È ufficiale: Kappa FuturFestival annuncia la lineup completa della sua XIII edizione, pronta a trasformare ancora una volta il Parco Dora di Torino nel cuore pulsante della musica elettronica. L’appuntamento è fissato dal 3 al 5 luglio 2026, tre giorni open air per quello che è considerato il più grande festival di musica elettronica all’aperto in Italia, con oltre 120 artisti da tutto il mondo.
I biglietti sono già disponibili su www.kappafuturfestival.it.
Una lineup “globale” tra leggende, nuove avanguardie e B2B da collezione
Dopo i primi annunci di dicembre 2025, la seconda tranche ha consolidato l’identità internazionale del festival, puntando forte sui back to back (B2B) come spazio di dialogo, sperimentazione e collisione sonora. Ora, con la terza e ultima tranche, il cartellone è completo: una curatela eclettica che attraversa house, techno, electronica, bass e nuove contaminazioni, con headliner iconici e talenti emergenti pronti a prendersi la scena.
Tra i nomi più attesi spiccano Amelie Lens, Charlotte de Witte, Peggy Gou, Solomun (anche in extended set), Sven Väth, Armin van Buuren, Richie Hawtin (DEX EFX X0X), Four Tet e lo special set Four Tet B2B Skrillex. E poi la potenza di DJ Snake, l’energia di Disclosure (DJ set) e la firma trasversale di Diplo B2B Busy P B2B Tatyana Jane.
Sul versante techno e club culture, la lineup alza ulteriormente l’asticella con incontri che sanno di storia: Ben Klock B2B Marcel Dettmann, l’impatto frontale di Alignment B2B Fatima Hajji, la tensione tra oscurità e dinamica con Dyen B2B Shlømo, la classe di Maceo Plex, l’anima house di Seth Troxler e l’evento “da festival nel festival” Jamie Jones B2B Joseph Capriati B2B Seth Troxler.
Non manca il legame con le radici: Lil Louis, autentico pioniere della house, e nomi come Chez Damier e Carl Craig feat.

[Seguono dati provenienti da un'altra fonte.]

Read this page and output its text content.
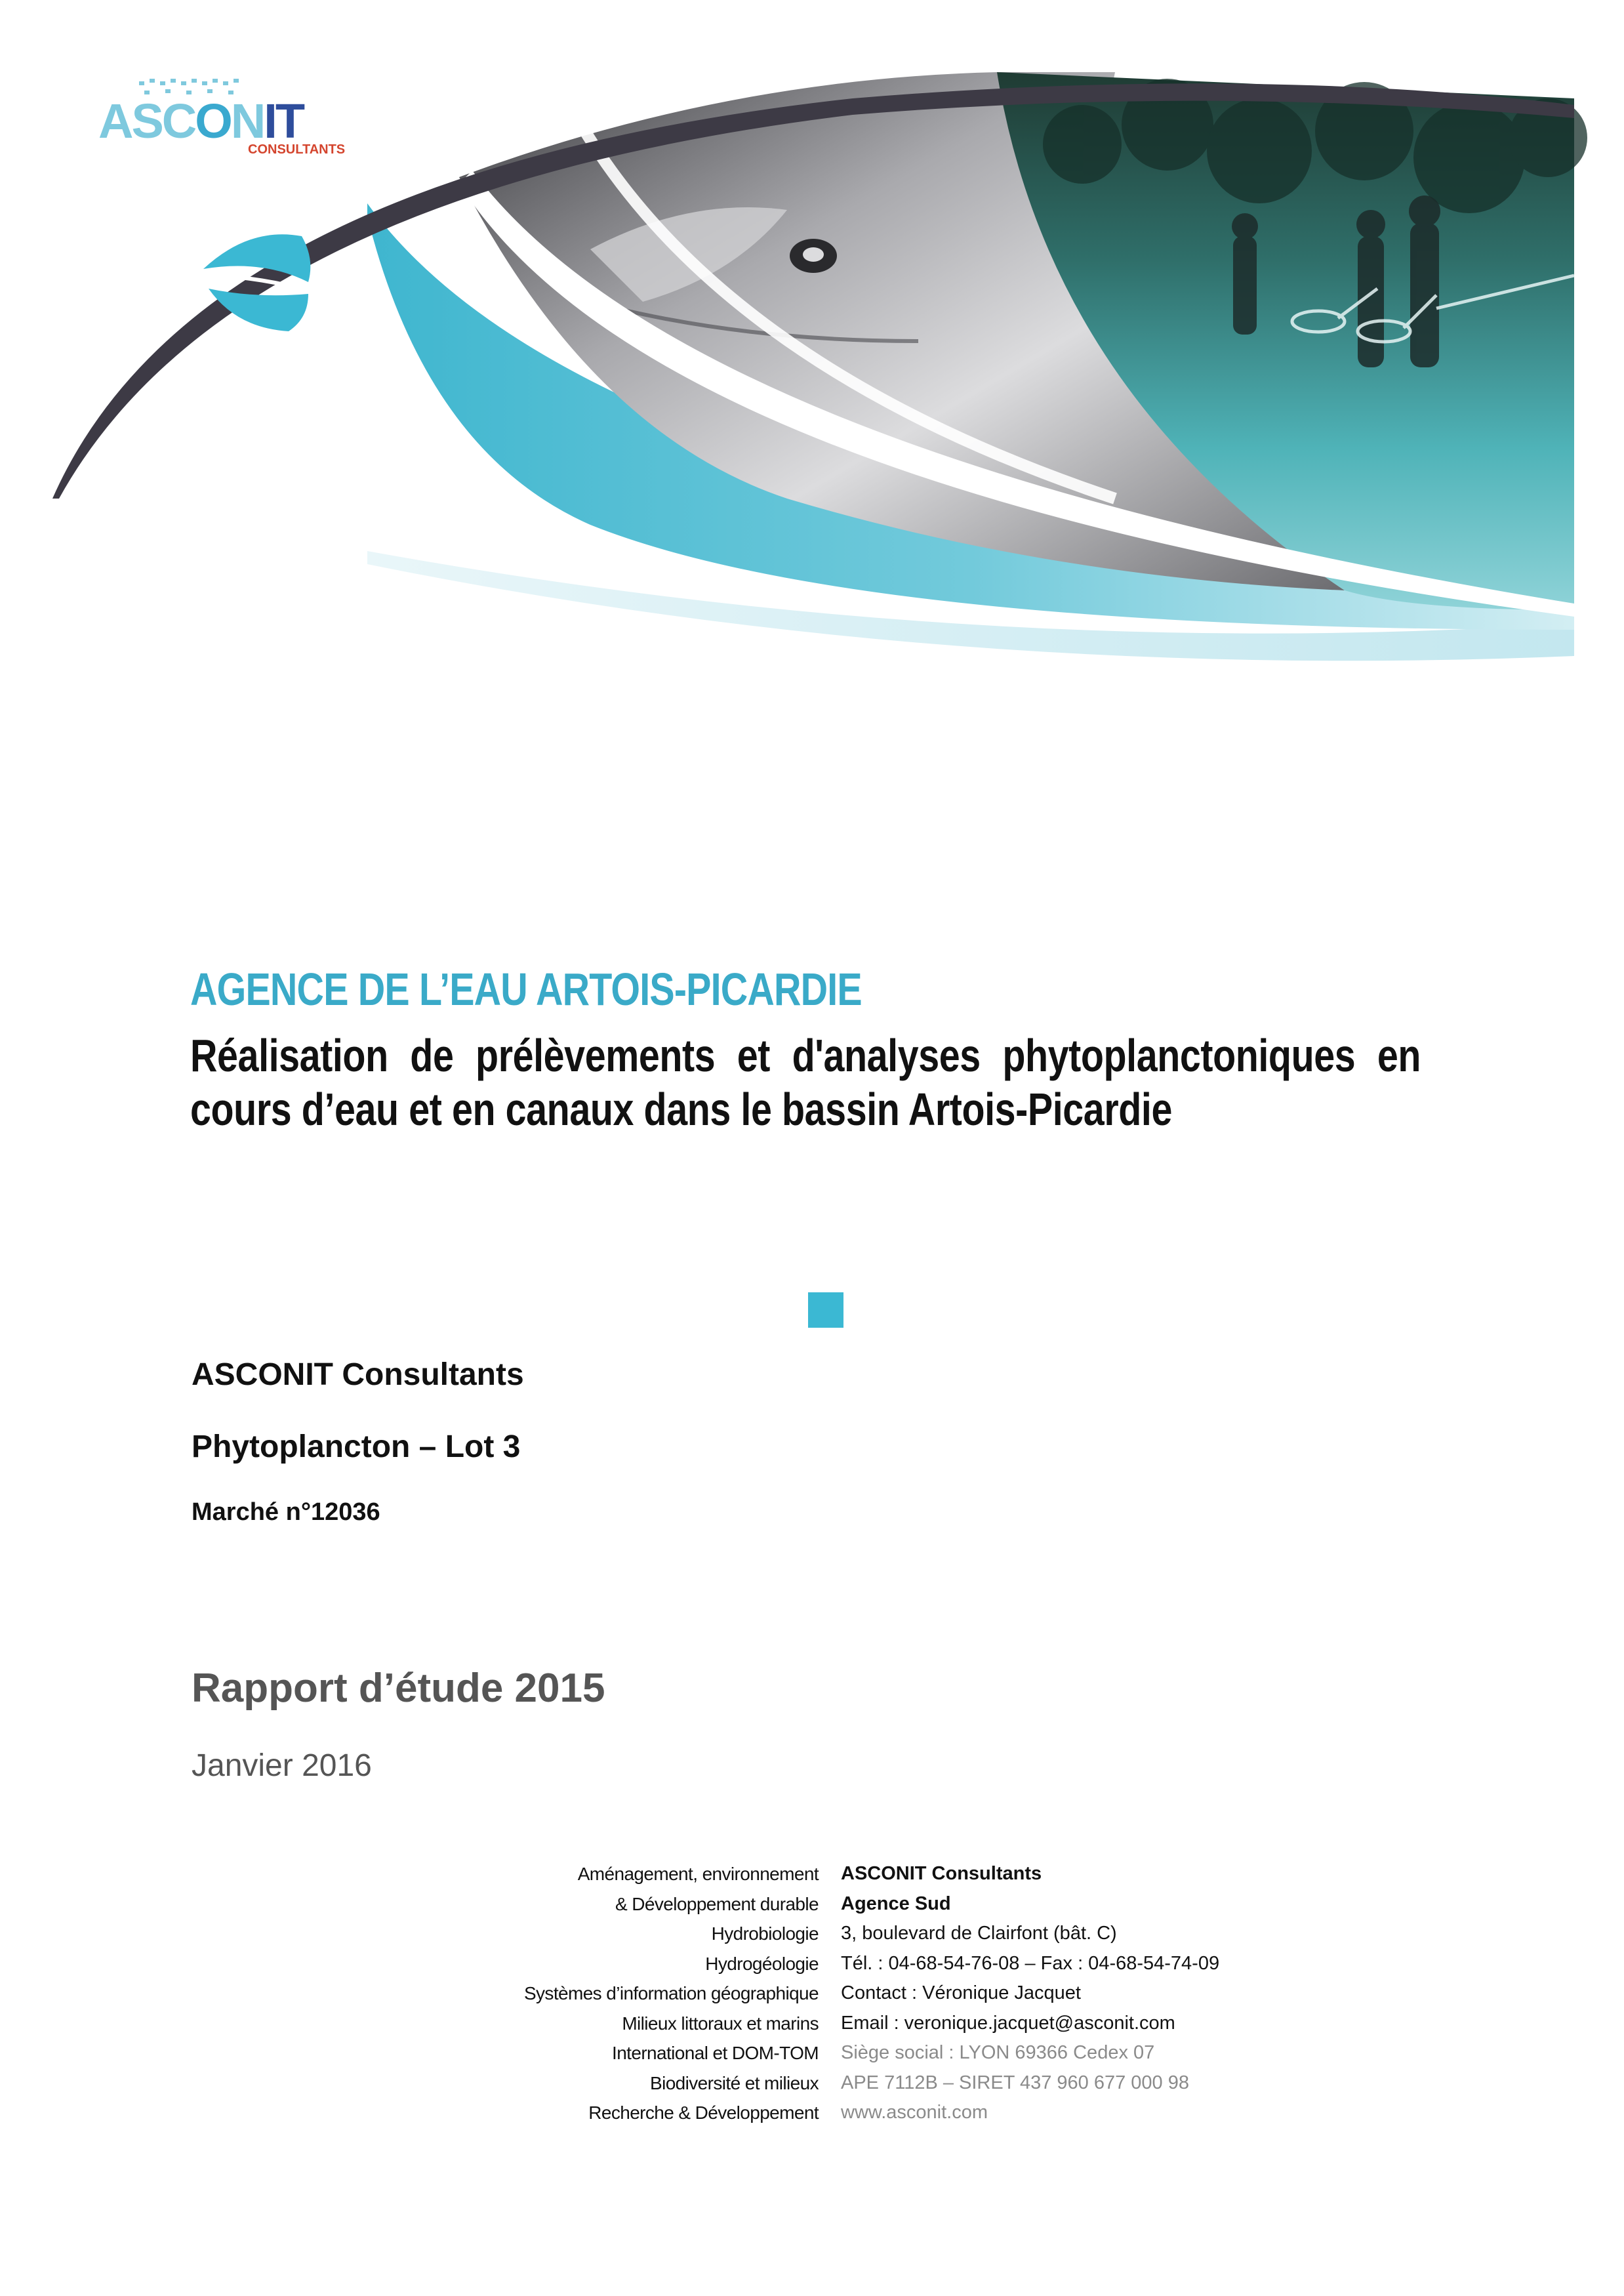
ASCONIT
CONSULTANTS
AGENCE DE L’EAU ARTOIS-PICARDIE
Réalisation de prélèvements et d'analyses phytoplanctoniques en
cours d’eau et en canaux dans le bassin Artois-Picardie
ASCONIT Consultants
Phytoplancton – Lot 3
Marché n°12036
Rapport d’étude 2015
Janvier 2016
Aménagement, environnement
& Développement durable
Hydrobiologie
Hydrogéologie
Systèmes d’information géographique
Milieux littoraux et marins
International et DOM-TOM
Biodiversité et milieux
Recherche & Développement
ASCONIT Consultants
Agence Sud
3, boulevard de Clairfont (bât. C)
Tél. : 04-68-54-76-08 – Fax : 04-68-54-74-09
Contact : Véronique Jacquet
Email : veronique.jacquet@asconit.com
Siège social : LYON 69366 Cedex 07
APE 7112B – SIRET 437 960 677 000 98
www.asconit.com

Mike Banks (live) a tenere vivo il filo con Detroit e con la storia del clubbing mondiale.
Highlights e nomi da tenere d’occhio
La selezione 2026 racconta un panorama in continuo movimento. Tra i punti forti:
- Chris Lake, tra i produttori più influenti della scena internazionale
- Agoria, artista multidisciplinare capace di muoversi tra techno e avanguardia francese
- Max Cooper (Live AV), esperienza audiovisiva che fonde elettronica sperimentale e visione
- Sammy Virji, figura chiave del nuovo corso UK Garage
- John Talabot, eleganza elettronica e ricerca
- Jane Fitz B2B Rhadoo, tra ipnosi e tecnica pura
- nuove traiettorie con Mia Koden, tra bass music e radici culturali africane
- la nuova generazione che avanza con Massano, Adrián Mills, e il B2B Max Dean B2B Luke Dean
- progetti speciali come D-Leria presenta Kongas
- e ancora: Boys Noize, Mochakk, Miss Monique, Paco Osuna B2B Nicole Moudaber, Ki/Ki, Skream B2B Fleur Shore, Floating Points (anche B2B Palms Trax), fino alle performance collettive STOOR LIVE in diverse formazioni.

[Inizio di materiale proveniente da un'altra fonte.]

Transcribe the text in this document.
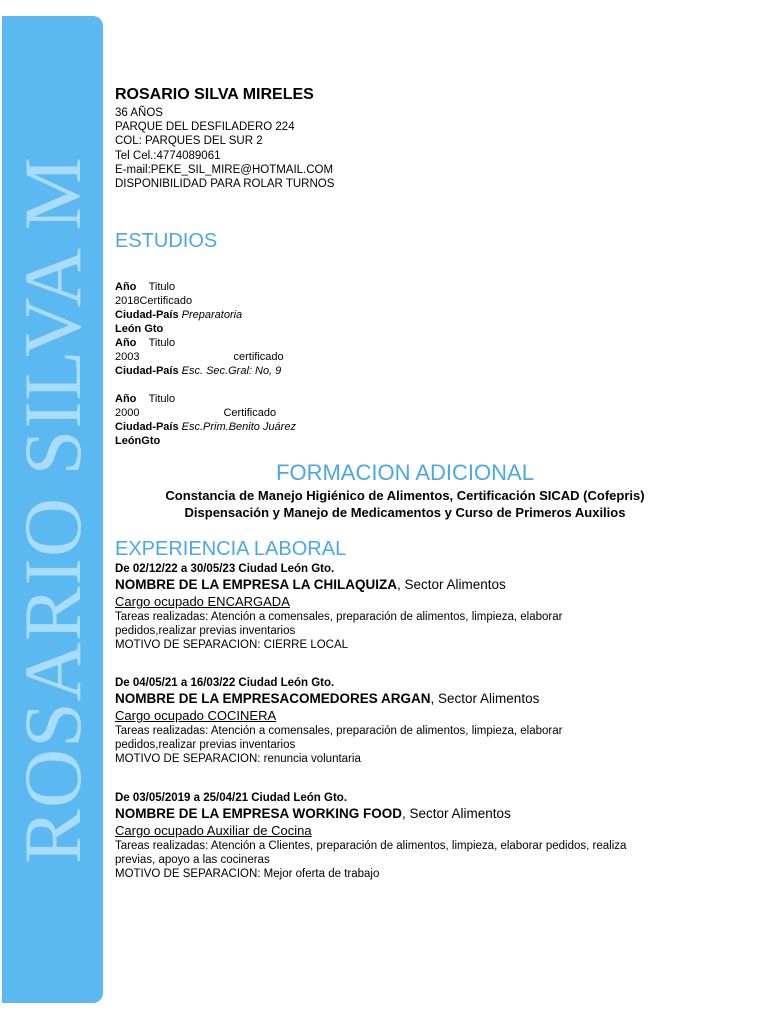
ROSARIO SILVA M
ROSARIO SILVA MIRELES
36 AÑOS
PARQUE DEL DESFILADERO 224
COL: PARQUES DEL SUR 2
Tel Cel.:4774089061
E-mail:PEKE_SIL_MIRE@HOTMAIL.COM
DISPONIBILIDAD PARA ROLAR TURNOS
ESTUDIOS
Año Titulo
2018Certificado
Ciudad-País Preparatoria
León Gto
Año Titulo
2003	certificado
Ciudad-País Esc. Sec.Gral: No, 9
Año Titulo
2000	Certificado
Ciudad-País Esc.Prim.Benito Juárez
LeónGto
FORMACION ADICIONAL
Constancia de Manejo Higiénico de Alimentos, Certificación SICAD (Cofepris) Dispensación y Manejo de Medicamentos y Curso de Primeros Auxilios
EXPERIENCIA LABORAL
De 02/12/22 a 30/05/23 Ciudad León Gto.
NOMBRE DE LA EMPRESA LA CHILAQUIZA, Sector Alimentos
Cargo ocupado ENCARGADA
Tareas realizadas: Atención a comensales, preparación de alimentos, limpieza, elaborar pedidos,realizar previas inventarios
MOTIVO DE SEPARACION: CIERRE LOCAL
De 04/05/21 a 16/03/22 Ciudad León Gto.
NOMBRE DE LA EMPRESACOMEDORES ARGAN, Sector Alimentos
Cargo ocupado COCINERA
Tareas realizadas: Atención a comensales, preparación de alimentos, limpieza, elaborar pedidos,realizar previas inventarios
MOTIVO DE SEPARACION: renuncia voluntaria
De 03/05/2019 a 25/04/21 Ciudad León Gto.
NOMBRE DE LA EMPRESA WORKING FOOD, Sector Alimentos
Cargo ocupado Auxiliar de Cocina
Tareas realizadas: Atención a Clientes, preparación de alimentos, limpieza, elaborar pedidos, realiza previas, apoyo a las cocineras
MOTIVO DE SEPARACION: Mejor oferta de trabajo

Dal Parco Dora all’America Latina: FuturFestival annuncia la prima edizione internazionale in Messico
Il 2026 segna anche un passaggio storico: FuturFestival annuncia la sua prima edizione internazionale in Messico. Date e venue verranno comunicate prossimamente, ma intanto sono aperte le pre-registrazioni su futurfestival.mx. Un’espansione naturale per un format che negli anni è cresciuto fino a diventare una destinazione globale, capace di parlare a community diverse e connesse dalla stessa cultura elettronica.
Un festival diventato riferimento mondiale
Nato nel 2009 come FuturFestival, Kappa FuturFestival ha evoluto la propria identità fino a imporsi tra gli appuntamenti più rilevanti dell’estate europea. Negli anni ha raccolto riconoscimenti importanti, ha costruito un pubblico internazionale e ha trasformato Torino in una meta fissa per chi vive il clubbing come cultura, viaggio e esperienza.
Il cuore, però, resta qui: Torino e Parco Dora. Dal 3 al 5 luglio 2026, la XIII edizione promette tre giorni ad altissima intensità, con una lineup che attraversa generazioni, geografie e visioni sonore.